A Trip Into the State’s Rowdy Past
BENICIA, Calif. — With great pageantry, the California Legislature of $1,000-a-plate fund-raisers revisited its ornery origins as the “Legislature of a thousand drinks” Wednesday during a ceremonial session in this onetime state capital.
Trading hokey barbs and generally acting like schoolchildren on a class trip, lawmakers traveled by the busload from Sacramento to Benicia. The tiny waterfront town northeast of San Francisco served as the seat of California government for just 12 months in 1853 and 1854.
Inside the stone masonry Benicia Clocktower, a former U.S. arsenal, and at the wood and brick Benicia Capitol, the current lawmakers celebrated the state’s 150th anniversary and listened as historians regaled them with tales of legislative acts good and bad.
California’s first Legislature, which included six Latinos, immediately gave women the right to own property, something other states took decades to do. However, it also gave men the right to own Indians as slaves, an ugly blot on the record of an otherwise free state.
“You should celebrate your history, even when it doesn’t always paint a rosy picture,” said Assembly Speaker Antonio Villaraigosa (D-Los Angeles). “Clearly, the history of California is a history of incongruities.”
No serious business took place Wednesday. But the lower house met upstairs while the upper house met downstairs, as was the custom in the Benicia Capitol. And a group of female legislators, dressed in lacy period gowns, staged a fake women’s suffrage protest on the steps outside, chanting, “We want the vote!” as audience plants suggested that they return to the kitchen.

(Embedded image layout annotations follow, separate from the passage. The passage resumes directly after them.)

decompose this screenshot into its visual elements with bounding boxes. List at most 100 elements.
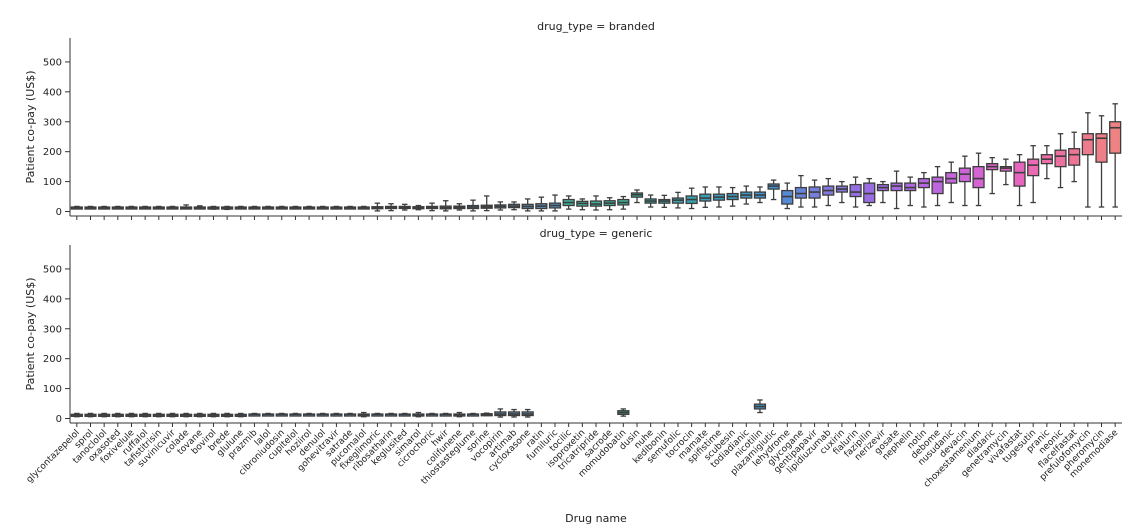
box-vocopirin (494, 201, 507, 211)
box-suvinicuvir (166, 412, 179, 418)
box-brede (221, 412, 234, 418)
box-vocopirin (494, 408, 507, 418)
box-artimab (507, 408, 521, 418)
y-tick-label: 0 (56, 414, 62, 425)
box-isoproxetin (576, 198, 589, 211)
box-iqr (1013, 161, 1026, 187)
box-hwir (439, 200, 452, 212)
box-sorine (480, 412, 493, 417)
box-tugesutin (1027, 145, 1040, 204)
box-nerizevir (876, 180, 890, 204)
x-axis-label: Drug name (565, 512, 627, 525)
box-iqr (1054, 149, 1067, 168)
box-prefulofomycin (1081, 112, 1094, 208)
box-denulol (316, 412, 329, 417)
panel-branded: drug_type = branded 0 100 200 300 400 500 Patie… (24, 20, 1122, 220)
y-tick-label: 200 (43, 147, 62, 158)
box-simarol (412, 204, 425, 211)
box-lehydrome (781, 182, 794, 210)
box-cicrochoric (425, 202, 439, 212)
box-lalol (261, 412, 275, 417)
box-cibroniudosin (275, 412, 288, 417)
box-foxivelule (125, 412, 138, 418)
box-colifunene (453, 411, 466, 418)
panel-title: drug_type = branded (537, 20, 655, 33)
box-genetramycin (999, 158, 1012, 186)
y-axis-label: Patient co-pay (US$) (24, 70, 37, 183)
box-simarol (412, 411, 425, 418)
box-oxasoted (111, 412, 124, 418)
box-tovane (193, 412, 206, 418)
y-tick-label: 400 (43, 87, 62, 98)
box-tafistitrisin (152, 412, 165, 418)
box-lipidiuzumab (822, 177, 835, 207)
box-colifunene (453, 203, 466, 211)
box-gohevitravir (330, 205, 343, 210)
box-iqr (1027, 158, 1040, 177)
box-ruffalol (139, 412, 152, 418)
box-iqr (972, 165, 985, 189)
box-lalol (261, 205, 275, 210)
box-iqr (1068, 148, 1081, 166)
box-suvinicuvir (166, 205, 179, 210)
box-momudobatin (617, 408, 630, 417)
box-nicotilin (753, 399, 767, 414)
box-iqr (931, 176, 944, 195)
box-bovirol (207, 205, 220, 210)
box-monemodiase (1109, 103, 1122, 208)
box-diadaric (986, 157, 999, 195)
box-iqr (1095, 133, 1108, 163)
box-fumiluric (548, 194, 562, 212)
box-satrade (343, 412, 357, 417)
box-pheromycin (1095, 115, 1108, 208)
box-fialurin (849, 176, 862, 208)
box-flacelfastat (1068, 131, 1081, 183)
box-pucomalol (357, 411, 370, 418)
y-tick-label: 500 (43, 57, 62, 68)
panel-generic: drug_type = generic 0 100 200 300 400 500 Patie… (24, 227, 1122, 427)
box-glycogane (794, 174, 808, 208)
box-iqr (1081, 133, 1094, 156)
box-debome (931, 165, 944, 207)
box-sprol (84, 412, 97, 418)
box-tricatripride (589, 195, 603, 211)
box-bovirol (207, 412, 220, 418)
box-nusudanic (945, 161, 958, 204)
box-colade (180, 412, 193, 418)
box-momudobatin (617, 195, 630, 210)
box-gosate (890, 170, 903, 210)
box-kedibonin (658, 194, 671, 208)
box-thiostasteglume (466, 199, 480, 212)
box-colade (180, 204, 193, 210)
y-axis-label: Patient co-pay (US$) (24, 277, 37, 390)
box-fazipilin (863, 177, 876, 207)
y-tick-label: 400 (43, 294, 62, 305)
box-cupitelol (289, 205, 302, 210)
box-semufolic (671, 191, 685, 209)
y-tick-label: 500 (43, 264, 62, 275)
box-pucomalol (357, 205, 370, 210)
box-tovane (193, 205, 206, 210)
box-fixeglimoric (371, 202, 384, 212)
box-fixeglimoric (371, 412, 384, 417)
box-sacrode (603, 197, 616, 211)
box-tanoclolol (98, 412, 111, 418)
box-cicrochoric (425, 412, 439, 417)
box-glycontazepelol (70, 205, 83, 210)
box-pranic (1040, 145, 1053, 180)
box-foxivelule (125, 205, 138, 210)
box-cibroniudosin (275, 205, 288, 210)
box-devacin (958, 155, 971, 207)
box-nuhe (644, 194, 657, 208)
box-thiostasteglume (466, 412, 480, 417)
y-tick-label: 200 (43, 354, 62, 365)
box-hoziirol (302, 412, 316, 417)
box-cycloxasone (521, 198, 534, 212)
box-denulol (316, 205, 329, 210)
box-keglusited (398, 412, 411, 417)
box-ribosatharin (384, 412, 398, 417)
box-tocilic (562, 195, 575, 210)
box-cuxirin (835, 180, 849, 204)
box-ratin (535, 196, 548, 212)
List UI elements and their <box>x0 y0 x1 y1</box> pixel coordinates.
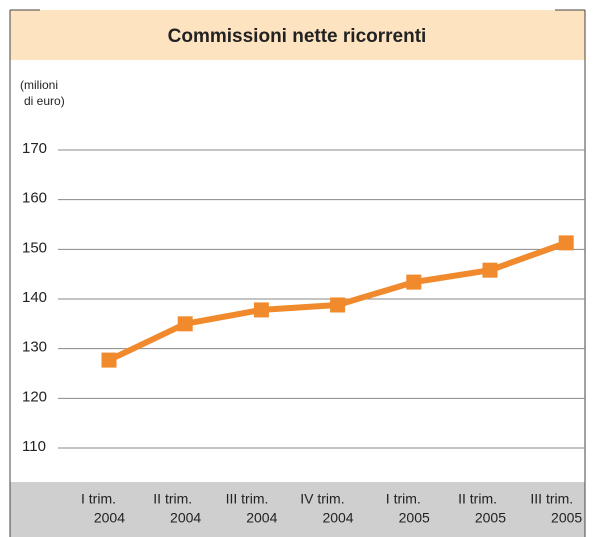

“When you serve in the Legislature, you should never assume that the way things are is the way they have always been,” said Assemblywoman Sheila Kuehl (D-Santa Monica), sporting a rawhide vest to impersonate “Stagecoach Charlie,” a woman who dressed up as a man to cast a ballot. “It wasn’t too long ago that there were no women in the Legislature.”
In a way, the day’s lack of judiciousness was fitting. California’s first Legislature, plagued by chronic absenteeism, was a rowdy lot of saloon-frequenting characters who bristled with weapons and carved their desks so much that they covered the floor with wood shavings.
Immortalized as the “Legislature of a thousand drinks” after a wealthy member who plied his cohorts with booze to smooth the way for pet votes, it included a convicted murderer and a man who threatened colleagues with a bowie knife during debates.
“These were rough and ready legislators to be sure,” said state Librarian Kevin Starr.
Today’s lawmakers embraced the Benicia opportunity to engage in political slapstick.
Pointing out that the original Legislature--all Democrats and Whigs--contained no Republicans, Villaraigosa remarked that his precursors had been “unusually enlightened.” Assembly Republican Leader Scott Baugh of Huntington Beach retorted that even at that time, Assemblyman Tom McClintock (R-Northridge) had been “calling for the elimination of the horse and buggy tax,” a reference to McClintock’s endless crusade to eliminate the car registration fee.
But it was John Burton, the state Senate’s irreverent president pro tem, whose wit cut the deepest. To howls of laughter, he slammed Gov. Gray Davis, who did not take part in the celebration, suggesting that “King Davis” had not attended because the old buildings lacked room for his royal entourage of trumpeters.